Dag Hammarskjöld: de innerlijke reis als een weg naar gemeenschap

Vrienden worden met de dood

Man alleen op de kade
‘Wij allen hebben in ons een kern van stilheid omgeven door stilte.’ (beeld Pxhere)

Hoe de mens een leven van actieve maatschappelijke dienst zou moeten leven in volledige harmonie met zichzelf als lid van de gemeenschap van de geest, las Dag Hammarskjöld in de geschriften van die grote middeleeuwse mystici. Dat zei de destijds VN-Secretaris Generaal in 1954. De angst voor de dood verhindert de mens om werkelijk tot leven te komen, stelt hij. De reis naar binnen, in stilte, de eenzaamheid, leidt tot gemeenschap.

Toen in 1961 Dag Hammarskjöld bij een vliegtuigongeluk om het leven kwam, was de wereld in rep en roer. In hem verloor zij een belangrijk voorvechter voor de vrede in een tijd dat de koude oorlog hoogtij vierde. In 1953 tot Secretaris Generaal van de Verenigde Naties gekozen, heeft Dag Hammarskjöld zijn tweede termijn niet kunnen afmaken. Door zijn diplomatieke kwaliteiten wist hij menig internationaal conflict tot een goed einde te brengen. Onder zijn bewind kreeg ook de VN-vredesmacht een steeds belangrijker rol bij het bewaken van de vrede. Tevens ging zijn speciale aandacht uit naar die landen die na een koloniaal verleden onafhankelijk werden. Hij wilde niet dat deze landen speelbal werden van de grootmachten van zijn tijd. Tijdens zijn laatste termijn hield vooral de kwestie Congo hem erg bezig. Dit in 1960 onafhankelijk geworden land stond op de rand van een burgeroorlog en dreigde ten prooi te vallen aan de machtspolitiek van zowel het Westen als het Oostblok. Toen hij echter bij een uiterste bemiddelingspoging Moïse Tshombe, de leider van de opstandige provincie Katanga, wilde spreken, werd zijn vliegtuig naar alle waarschijnlijkheid neergeschoten door subversieve krachten die geen prijs stelden op zijn bemoeienis. (1)

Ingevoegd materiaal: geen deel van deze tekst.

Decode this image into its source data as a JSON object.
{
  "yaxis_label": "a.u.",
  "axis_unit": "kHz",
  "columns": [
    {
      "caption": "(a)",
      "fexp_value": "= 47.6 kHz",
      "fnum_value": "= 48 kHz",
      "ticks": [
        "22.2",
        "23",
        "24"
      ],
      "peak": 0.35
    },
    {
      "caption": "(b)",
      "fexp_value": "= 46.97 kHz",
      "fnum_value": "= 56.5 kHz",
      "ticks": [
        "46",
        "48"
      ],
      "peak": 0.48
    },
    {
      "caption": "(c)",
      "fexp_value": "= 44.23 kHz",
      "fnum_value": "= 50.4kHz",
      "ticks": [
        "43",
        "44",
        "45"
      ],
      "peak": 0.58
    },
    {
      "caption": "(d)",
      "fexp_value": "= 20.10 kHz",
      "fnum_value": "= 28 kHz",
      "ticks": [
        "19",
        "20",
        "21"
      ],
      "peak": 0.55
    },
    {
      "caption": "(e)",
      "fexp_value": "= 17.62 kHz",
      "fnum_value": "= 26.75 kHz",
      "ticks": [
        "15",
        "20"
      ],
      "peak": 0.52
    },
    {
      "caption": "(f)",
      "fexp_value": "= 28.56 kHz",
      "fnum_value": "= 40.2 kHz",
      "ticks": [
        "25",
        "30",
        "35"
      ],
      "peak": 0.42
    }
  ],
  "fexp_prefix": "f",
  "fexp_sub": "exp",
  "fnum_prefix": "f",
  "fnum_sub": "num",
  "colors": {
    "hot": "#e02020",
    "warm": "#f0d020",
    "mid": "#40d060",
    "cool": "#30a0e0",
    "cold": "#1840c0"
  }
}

Dag Hammarskjöld, UN Photo/X

Wereldgemeenschap

Door zijn functie als Secretaris-Generaal van de Verenigde Naties was hij zich terdege bewust van het belang van gemeenschap, zowel op het niveau van de familie en de natie als op het meer abstracte niveau van landen onderling. In de moderne samenleving staan landen niet meer op zichzelf, maar zijn ze onderling van elkaar afhankelijk. Dit geldt ook voor conflicten. Raken landen met elkaar in conflict, dan heeft dit onmiddellijk gevolgen voor de wereldgemeenschap in zijn geheel. Op dit moment ondervinden we dit aan den lijve met het conflict tussen Rusland en Oekraïne. Met de Tweede Wereldoorlog nog vers in het geheugen, wist Dag Hammarskjöld dit heel goed. In tegenstelling tot zijn vader die meer heil zag in het internationale recht, benadrukte hij vooral de onderlinge communicatie en samenwerking. Daarom zag hij de Verenigde Naties ook als de organisatie van de toekomst. Zij gaf gestalte aan het idee dat wij als mensen – hoe verschillend wij hier ook uitdrukking aan geven – één gemeenschap vormen en daarom onderling met elkaar verbonden zijn.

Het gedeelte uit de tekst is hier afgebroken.